Author Alan McDonald
> Hello,
> ich have several blob fields in my database that contain rtf text.
> To parse the contents and split it into words I am looking for a method
> to extract the plain text from the blobs.
> For this I think I have to write an udf (with Delphi).
> I asked about this in a Delphi forum and got the proposal to use the
> TRichEdit component (that is a Wrapper around Windows' RichEdit control).
> I am not happy about this because I think it is too much overhead to
> create an instance of such a component in an udf, because it can happen
> very often (for each record of course).

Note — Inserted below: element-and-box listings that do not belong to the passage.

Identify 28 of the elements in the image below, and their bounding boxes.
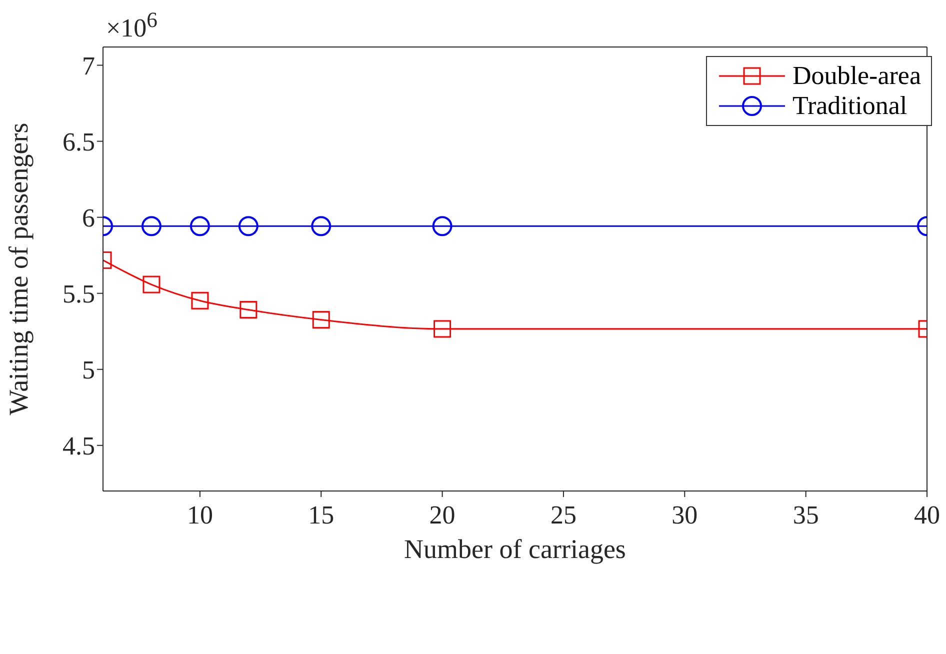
point bbox=[142, 276, 160, 294]
x-tick-label: 20 bbox=[429, 500, 456, 530]
point bbox=[311, 216, 332, 236]
legend-label: Traditional bbox=[792, 91, 908, 121]
point bbox=[312, 311, 330, 329]
y-axis-title: Waiting time of passengers bbox=[4, 122, 34, 416]
x-tick-label: 25 bbox=[550, 500, 576, 530]
y-tick-label: 5 bbox=[82, 356, 95, 385]
y-tick-label: 7 bbox=[82, 51, 95, 80]
y-tick-label: 4.5 bbox=[62, 432, 95, 461]
x-tick-label: 40 bbox=[914, 500, 940, 530]
y-tick-label: 6 bbox=[82, 204, 95, 233]
x-tick-label: 30 bbox=[672, 500, 698, 530]
x-tick-label: 10 bbox=[186, 500, 213, 530]
legend-label: Double-area bbox=[792, 61, 921, 91]
text: ×10$^{6}$ bbox=[106, 8, 158, 44]
x-axis-title: Number of carriages bbox=[404, 534, 626, 564]
x-tick-label: 35 bbox=[792, 500, 819, 530]
point bbox=[434, 320, 452, 338]
y-tick-label: 5.5 bbox=[62, 280, 95, 309]
point bbox=[191, 292, 209, 310]
y-tick-label: 6.5 bbox=[62, 128, 95, 157]
point bbox=[432, 216, 452, 236]
x-tick-label: 15 bbox=[308, 500, 334, 530]
point bbox=[190, 216, 210, 236]
point bbox=[238, 216, 258, 236]
point bbox=[141, 216, 162, 236]
point bbox=[240, 301, 258, 318]
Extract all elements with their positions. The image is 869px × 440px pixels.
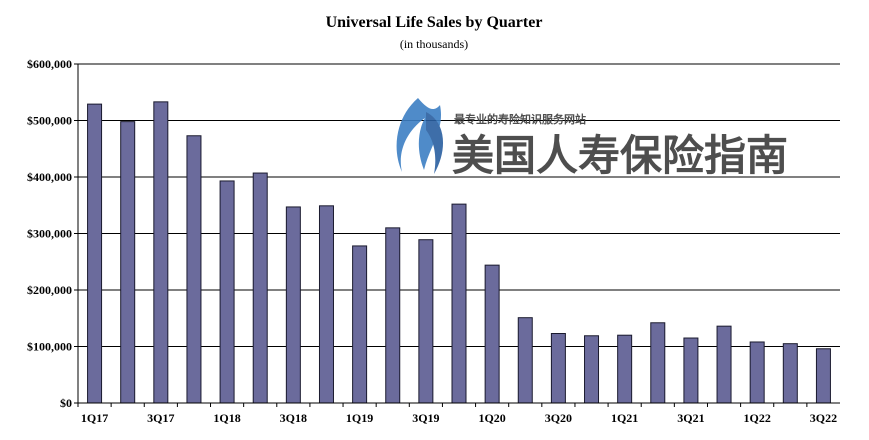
x-tick-label: 1Q20 — [478, 411, 505, 425]
bar-2Q18 — [252, 172, 268, 404]
bar-2Q17 — [120, 121, 136, 404]
y-tick-label: $100,000 — [27, 340, 72, 354]
bar-2Q21 — [650, 322, 666, 404]
bar-1Q20 — [484, 264, 500, 404]
watermark-tagline: 最专业的寿险知识服务网站 — [454, 112, 586, 126]
chart-subtitle: (in thousands) — [400, 37, 468, 51]
bar-3Q21 — [683, 337, 699, 404]
flame-logo-icon — [396, 98, 444, 174]
bar-1Q19 — [352, 245, 368, 404]
x-tick-label: 1Q21 — [611, 411, 638, 425]
bar-3Q22 — [815, 348, 831, 404]
bar-series — [87, 101, 831, 404]
x-tick-label: 3Q18 — [280, 411, 307, 425]
bar-3Q19 — [418, 239, 434, 404]
bar-2Q20 — [517, 317, 533, 404]
bar-3Q20 — [550, 333, 566, 404]
x-axis-ticks: 1Q17 3Q17 1Q18 3Q18 1Q19 3Q19 1Q20 3Q20 1Q21 3Q21… — [77, 403, 837, 425]
x-tick-label: 3Q19 — [412, 411, 439, 425]
y-tick-label: $200,000 — [27, 283, 72, 297]
bar-1Q21 — [617, 334, 633, 404]
x-tick-label: 1Q18 — [213, 411, 240, 425]
watermark: 最专业的寿险知识服务网站 美国人寿保险指南 — [396, 98, 788, 180]
bar-3Q18 — [285, 206, 301, 404]
x-tick-label: 3Q22 — [810, 411, 837, 425]
y-tick-label: $400,000 — [27, 170, 72, 184]
bar-1Q22 — [749, 341, 765, 404]
bar-2Q19 — [385, 227, 401, 404]
y-tick-label: $600,000 — [27, 57, 72, 71]
x-tick-label: 1Q17 — [81, 411, 108, 425]
bar-2Q22 — [782, 343, 798, 404]
axes — [77, 64, 840, 404]
bar-4Q17 — [186, 135, 202, 404]
chart-title: Universal Life Sales by Quarter — [326, 14, 543, 31]
x-tick-label: 1Q22 — [744, 411, 771, 425]
bar-3Q17 — [153, 101, 169, 404]
bar-4Q19 — [451, 203, 467, 404]
y-tick-label: $0 — [60, 396, 72, 410]
watermark-name: 美国人寿保险指南 — [452, 131, 788, 180]
bar-1Q17 — [87, 103, 103, 404]
bar-1Q18 — [219, 180, 235, 404]
y-tick-label: $500,000 — [27, 114, 72, 128]
bar-4Q18 — [318, 205, 334, 404]
y-tick-label: $300,000 — [27, 227, 72, 241]
x-tick-label: 3Q17 — [147, 411, 174, 425]
bar-4Q21 — [716, 325, 732, 404]
x-tick-label: 3Q21 — [677, 411, 704, 425]
x-tick-label: 1Q19 — [346, 411, 373, 425]
y-axis-ticks: $0 $100,000 $200,000 $300,000 $400,000 $500,0… — [27, 57, 78, 410]
bar-4Q20 — [584, 335, 600, 404]
x-tick-label: 3Q20 — [545, 411, 572, 425]
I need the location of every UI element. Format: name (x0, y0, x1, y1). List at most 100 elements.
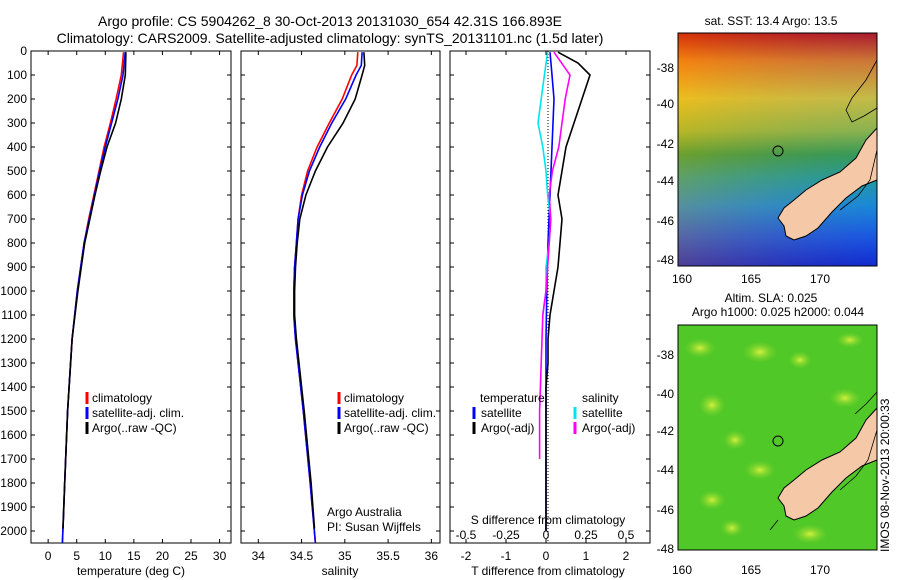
legend-label-sal-argo: Argo(-adj) (582, 421, 635, 435)
x-tick-label: 15 (127, 549, 141, 563)
depth-tick-label: 1300 (0, 356, 27, 370)
t-difference-xlabel: T difference from climatology (471, 564, 625, 578)
salinity-xlabel: salinity (322, 564, 359, 578)
lat-tick: -44 (657, 174, 675, 188)
coast-contour (839, 59, 878, 211)
depth-tick-label: 1800 (0, 476, 27, 490)
x-tick-label: 30 (213, 549, 227, 563)
lat-tick: -46 (657, 214, 675, 228)
s-difference-title: S difference from climatology (471, 513, 626, 527)
temperature-x-axis: 0 5 10 15 20 25 30 (45, 51, 227, 563)
lat-tick: -40 (657, 387, 675, 401)
temperature-xlabel: temperature (deg C) (77, 564, 185, 578)
lon-tick: 165 (741, 272, 761, 286)
depth-tick-label: 1700 (0, 452, 27, 466)
new-zealand-landmass (777, 126, 878, 241)
depth-tick-label: 1500 (0, 404, 27, 418)
argo-float-location (772, 435, 784, 447)
x-tick-label: 36 (425, 549, 439, 563)
x-tick-label: 2 (623, 549, 630, 563)
x-tick-label: -1 (501, 549, 512, 563)
legend-label-sal-satellite: satellite (582, 406, 623, 420)
series-line (545, 52, 555, 531)
temperature-axes (30, 50, 232, 544)
depth-tick-label: 0 (20, 44, 27, 58)
x-tick-label: 35 (338, 549, 352, 563)
depth-tick-label: 700 (7, 212, 27, 226)
depth-tick-label: 300 (7, 116, 27, 130)
new-zealand-landmass (777, 406, 878, 521)
x-tick-label: 1 (583, 549, 590, 563)
credit-institution: Argo Australia (327, 505, 402, 519)
lon-tick: 170 (810, 563, 830, 577)
difference-axes (449, 50, 651, 544)
legend-label-temp-argo: Argo(-adj) (481, 421, 534, 435)
legend-label-satellite-adj: satellite-adj. clim. (92, 406, 184, 420)
series-line (537, 52, 552, 316)
depth-tick-label: 400 (7, 140, 27, 154)
sla-map-title-2: Argo h1000: 0.025 h2000: 0.044 (692, 305, 864, 319)
lon-tick: 160 (672, 272, 692, 286)
depth-tick-label: 200 (7, 92, 27, 106)
lat-tick: -40 (657, 97, 675, 111)
x-tick-label: 20 (156, 549, 170, 563)
salinity-legend: climatology satellite-adj. clim. Argo(..… (337, 391, 436, 435)
depth-tick-label: 2000 (0, 524, 27, 538)
depth-tick-label: 100 (7, 68, 27, 82)
secondary-x-tick-label: -0.25 (492, 528, 520, 542)
depth-tick-label: 1200 (0, 332, 27, 346)
lon-tick: 160 (672, 563, 692, 577)
x-tick-label: -2 (461, 549, 472, 563)
legend-label-argo: Argo(..raw -QC) (344, 421, 429, 435)
lat-tick: -42 (657, 137, 675, 151)
legend-label-climatology: climatology (92, 391, 152, 405)
difference-series-group (537, 51, 591, 531)
sst-map-title: sat. SST: 13.4 Argo: 13.5 (705, 14, 838, 28)
secondary-x-tick-label: 0.25 (574, 528, 598, 542)
salinity-series-group (292, 52, 366, 544)
series-line (292, 52, 363, 544)
x-tick-label: 10 (99, 549, 113, 563)
depth-tick-label: 900 (7, 260, 27, 274)
x-tick-label: 34 (252, 549, 266, 563)
lat-tick: -48 (657, 542, 675, 556)
sla-map-axes: -38 -40 -42 -44 -46 -48 160 165 170 (657, 348, 831, 577)
series-line (538, 51, 571, 459)
sla-map (677, 324, 878, 551)
coast-contour (769, 391, 878, 531)
depth-tick-label: 1100 (1, 308, 27, 322)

> But since it was the only idea I tried it with the result of the
> Firebird server crashing (not just occasionally but everytime the udf is
> executed).
> The code used to get the blob data into the richedit is:
> if (not Assigned(aBlob))
> or ( aBlob^.TotalSize = 0)
> then exit;
> len := aBlob^.TotalSize + 1;
> rtf := TRichEdit.Create(nil); //rtf is TRichEdit
> buffer := StrAlloc(len);
> str := TStringStream.Create('');
> try
> aBlob^.GetSegment(aBlob^.BlobHandle, buffer, len, bytesRead);
> rtf.PlainText := false;
> rtf.text := buffer;
> Then I want to switch to plaintext and write it to a stream and then to
> result:
> rtf.PlainText := true;
> rtf.Lines.SaveToStream(str);
> result := ib_util_malloc(length(rtf.text) + 1);
> ZeroMemory(result, length(rtf.text) + 1);
> result := resultString(PChar(str.dataString), str.Size + 1);
> finally
> StrDispose(buffer);
> rtf.Free;
> str.Free;
> end;
> It seems that the line "rtf.Plaintext := true" causes the server to crash.
> Can anybody tell me
> a)
> whether there is a problem with this approach
> b)
> whether the problem arises just from wrong handling (coding mistakes)
> c)
> whether there is a totally different approach to get the plain text out
> of a rtf blob.
> Thank you very much
> Urs

I do something similar but I do at the client side. I wouldn't do this at
the back end at all, sounds like a time-waster ( I mean a task which is too
long for a UDF to perform acceptably ) and also a problem with catching and
dealing with exceptions which are better placed at the client side.
I have a richtext binary blob field and a plain text blob field. At the
client, onPost event, I convert the text and assign it to the plain text
field without the user knowing. This helps me with report writers which
don't handle the native RVF format of TRichView.